Insomma, il rewilding dimostra la resilienza della natura, la sua capacità di riconquistare spazi, ma è una dinamica che va governata, per evitare conseguenze indesiderate. Da qui nasce il progetto Rewild Fire, finanziato dal ministero della Ricerca e condotto dalle università di Torino, Milano e Udine, per capire dove è meglio consentire il rewilding. «Andremo a verificare su tutto l’arco alpino, dal Piemonte al Friuli, quanto cresce il pericolo di incendi dove il bosco si è espanso su superfici precedentemente non boscate e dove c’era già ma ha aumentato la massa arborea». L’obiettivo è individuare le zone dove il carbonio può essere messo davvero «in cassaforte», ovvero dove il rischio del fuoco è minore.
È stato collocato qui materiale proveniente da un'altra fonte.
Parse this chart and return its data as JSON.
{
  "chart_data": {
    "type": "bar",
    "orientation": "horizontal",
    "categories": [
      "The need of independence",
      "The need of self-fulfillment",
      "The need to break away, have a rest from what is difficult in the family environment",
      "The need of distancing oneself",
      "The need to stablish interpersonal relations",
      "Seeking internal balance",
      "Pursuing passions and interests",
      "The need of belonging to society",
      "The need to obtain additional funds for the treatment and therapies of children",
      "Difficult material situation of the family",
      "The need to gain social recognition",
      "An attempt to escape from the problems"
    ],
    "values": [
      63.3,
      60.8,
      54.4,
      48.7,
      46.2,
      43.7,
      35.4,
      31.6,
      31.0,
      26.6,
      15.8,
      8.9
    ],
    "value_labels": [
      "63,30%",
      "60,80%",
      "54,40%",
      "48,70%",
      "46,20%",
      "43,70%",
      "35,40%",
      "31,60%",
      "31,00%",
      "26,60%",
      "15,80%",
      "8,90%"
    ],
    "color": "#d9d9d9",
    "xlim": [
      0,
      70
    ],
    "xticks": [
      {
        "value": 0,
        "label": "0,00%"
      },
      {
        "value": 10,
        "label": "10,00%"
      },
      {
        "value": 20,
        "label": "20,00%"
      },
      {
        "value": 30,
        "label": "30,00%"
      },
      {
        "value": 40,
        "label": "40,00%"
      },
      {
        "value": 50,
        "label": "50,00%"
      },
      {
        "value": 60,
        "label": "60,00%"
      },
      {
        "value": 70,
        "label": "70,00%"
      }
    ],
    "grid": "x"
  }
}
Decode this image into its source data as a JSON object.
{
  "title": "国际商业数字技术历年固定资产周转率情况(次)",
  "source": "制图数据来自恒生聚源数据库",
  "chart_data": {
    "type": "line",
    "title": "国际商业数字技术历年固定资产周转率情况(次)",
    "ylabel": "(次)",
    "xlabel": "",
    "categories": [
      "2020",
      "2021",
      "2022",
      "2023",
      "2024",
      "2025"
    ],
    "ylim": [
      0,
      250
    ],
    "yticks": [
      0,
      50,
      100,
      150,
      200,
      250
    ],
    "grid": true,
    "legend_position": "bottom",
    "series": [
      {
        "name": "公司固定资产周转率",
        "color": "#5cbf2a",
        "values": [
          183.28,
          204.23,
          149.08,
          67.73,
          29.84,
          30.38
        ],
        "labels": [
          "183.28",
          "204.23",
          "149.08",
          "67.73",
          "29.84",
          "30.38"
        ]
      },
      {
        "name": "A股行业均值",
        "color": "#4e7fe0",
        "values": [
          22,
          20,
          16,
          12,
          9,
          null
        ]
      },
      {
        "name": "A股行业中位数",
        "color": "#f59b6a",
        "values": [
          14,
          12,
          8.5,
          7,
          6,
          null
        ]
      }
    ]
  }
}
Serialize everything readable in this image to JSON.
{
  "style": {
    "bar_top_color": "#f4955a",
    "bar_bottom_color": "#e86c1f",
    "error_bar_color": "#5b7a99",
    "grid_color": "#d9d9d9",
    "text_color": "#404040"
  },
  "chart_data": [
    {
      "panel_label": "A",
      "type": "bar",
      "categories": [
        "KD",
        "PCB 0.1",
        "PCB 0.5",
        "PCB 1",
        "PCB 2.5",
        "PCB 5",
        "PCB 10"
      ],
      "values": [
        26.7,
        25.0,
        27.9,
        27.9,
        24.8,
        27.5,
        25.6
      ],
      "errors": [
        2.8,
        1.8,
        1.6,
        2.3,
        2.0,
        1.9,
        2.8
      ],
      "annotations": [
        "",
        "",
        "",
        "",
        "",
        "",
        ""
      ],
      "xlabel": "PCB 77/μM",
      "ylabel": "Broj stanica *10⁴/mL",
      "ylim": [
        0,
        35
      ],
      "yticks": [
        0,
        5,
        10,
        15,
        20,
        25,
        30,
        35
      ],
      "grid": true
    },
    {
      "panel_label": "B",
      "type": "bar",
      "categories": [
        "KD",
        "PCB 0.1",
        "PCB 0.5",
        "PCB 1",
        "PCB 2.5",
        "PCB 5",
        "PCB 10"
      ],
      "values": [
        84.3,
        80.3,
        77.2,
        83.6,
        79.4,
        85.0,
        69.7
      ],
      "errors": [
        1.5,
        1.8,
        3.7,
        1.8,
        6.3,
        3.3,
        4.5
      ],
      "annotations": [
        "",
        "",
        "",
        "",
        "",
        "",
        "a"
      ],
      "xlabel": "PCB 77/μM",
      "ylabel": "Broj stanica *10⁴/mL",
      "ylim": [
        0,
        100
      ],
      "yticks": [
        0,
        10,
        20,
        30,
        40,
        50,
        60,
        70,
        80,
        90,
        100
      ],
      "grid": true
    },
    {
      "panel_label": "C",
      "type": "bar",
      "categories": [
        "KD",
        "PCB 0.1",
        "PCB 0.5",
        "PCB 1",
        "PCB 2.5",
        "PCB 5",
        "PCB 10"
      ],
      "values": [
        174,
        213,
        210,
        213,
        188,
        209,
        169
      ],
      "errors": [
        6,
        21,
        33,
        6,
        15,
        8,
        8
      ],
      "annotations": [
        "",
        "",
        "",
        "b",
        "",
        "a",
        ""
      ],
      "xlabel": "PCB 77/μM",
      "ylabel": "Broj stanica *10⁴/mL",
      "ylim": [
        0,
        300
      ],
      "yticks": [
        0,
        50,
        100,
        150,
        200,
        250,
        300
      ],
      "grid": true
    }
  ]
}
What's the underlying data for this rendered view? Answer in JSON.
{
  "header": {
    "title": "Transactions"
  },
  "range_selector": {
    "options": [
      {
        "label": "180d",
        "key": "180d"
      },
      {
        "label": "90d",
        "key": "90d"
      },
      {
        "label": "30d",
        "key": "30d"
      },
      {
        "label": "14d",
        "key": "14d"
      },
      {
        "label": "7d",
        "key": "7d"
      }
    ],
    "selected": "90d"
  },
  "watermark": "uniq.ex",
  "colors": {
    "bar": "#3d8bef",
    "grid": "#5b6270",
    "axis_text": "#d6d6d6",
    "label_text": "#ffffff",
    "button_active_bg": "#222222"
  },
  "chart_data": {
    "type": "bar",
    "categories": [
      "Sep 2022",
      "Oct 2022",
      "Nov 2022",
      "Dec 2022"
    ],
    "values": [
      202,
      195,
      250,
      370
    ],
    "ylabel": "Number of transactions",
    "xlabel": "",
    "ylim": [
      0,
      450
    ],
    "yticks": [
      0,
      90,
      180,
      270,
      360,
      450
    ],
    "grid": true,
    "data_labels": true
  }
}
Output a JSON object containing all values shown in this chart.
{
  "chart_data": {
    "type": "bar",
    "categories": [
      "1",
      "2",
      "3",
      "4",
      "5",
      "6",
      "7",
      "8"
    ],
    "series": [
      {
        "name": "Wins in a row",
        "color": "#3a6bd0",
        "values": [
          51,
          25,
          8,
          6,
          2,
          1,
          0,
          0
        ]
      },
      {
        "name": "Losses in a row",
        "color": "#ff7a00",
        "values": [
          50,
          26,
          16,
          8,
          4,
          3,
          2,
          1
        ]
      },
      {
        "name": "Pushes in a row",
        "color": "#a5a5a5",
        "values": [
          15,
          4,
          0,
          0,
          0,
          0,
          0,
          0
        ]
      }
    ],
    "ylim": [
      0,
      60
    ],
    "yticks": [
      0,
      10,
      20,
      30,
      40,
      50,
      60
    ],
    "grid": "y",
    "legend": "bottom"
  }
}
Un progetto utile nell’ottica sia della Strategia europea sulla biodiversità sia della Restoration law. Quest’ultima prevede di porre il 30% del territorio sotto regime di protezione e di questo un terzo, cioè il 10% del totale, sotto regime di protezione rigorosa. «In Italia oggi siamo al 4%, la domanda a cui il nostro progetto vorrebbe dare una risposta è quali foreste perimetrare come nuove riserve integrali per coprire il 6% mancante», spiega Vacchiano. Sempre che la legge, come gli scienziati auspicano, alla fine superi il rifiuto degli otto Paesi. Infine, non possiamo dimenticare che a livello mondiale i Paesi che più soffrono la deforestazione si trovano ai Tropici, in particolare Brasile e Congo. Anche per colpa nostra. Se il bosco italiano è vivo, le foreste vergini tropicali subiscono i nostri consumi sfrenati: si stima che le importazioni di legname e di vari prodotti agro-alimentari – dalla soia alla carne – siano responsabili di una quota di deforestazione all’estero che è pari al rewilding in Italia.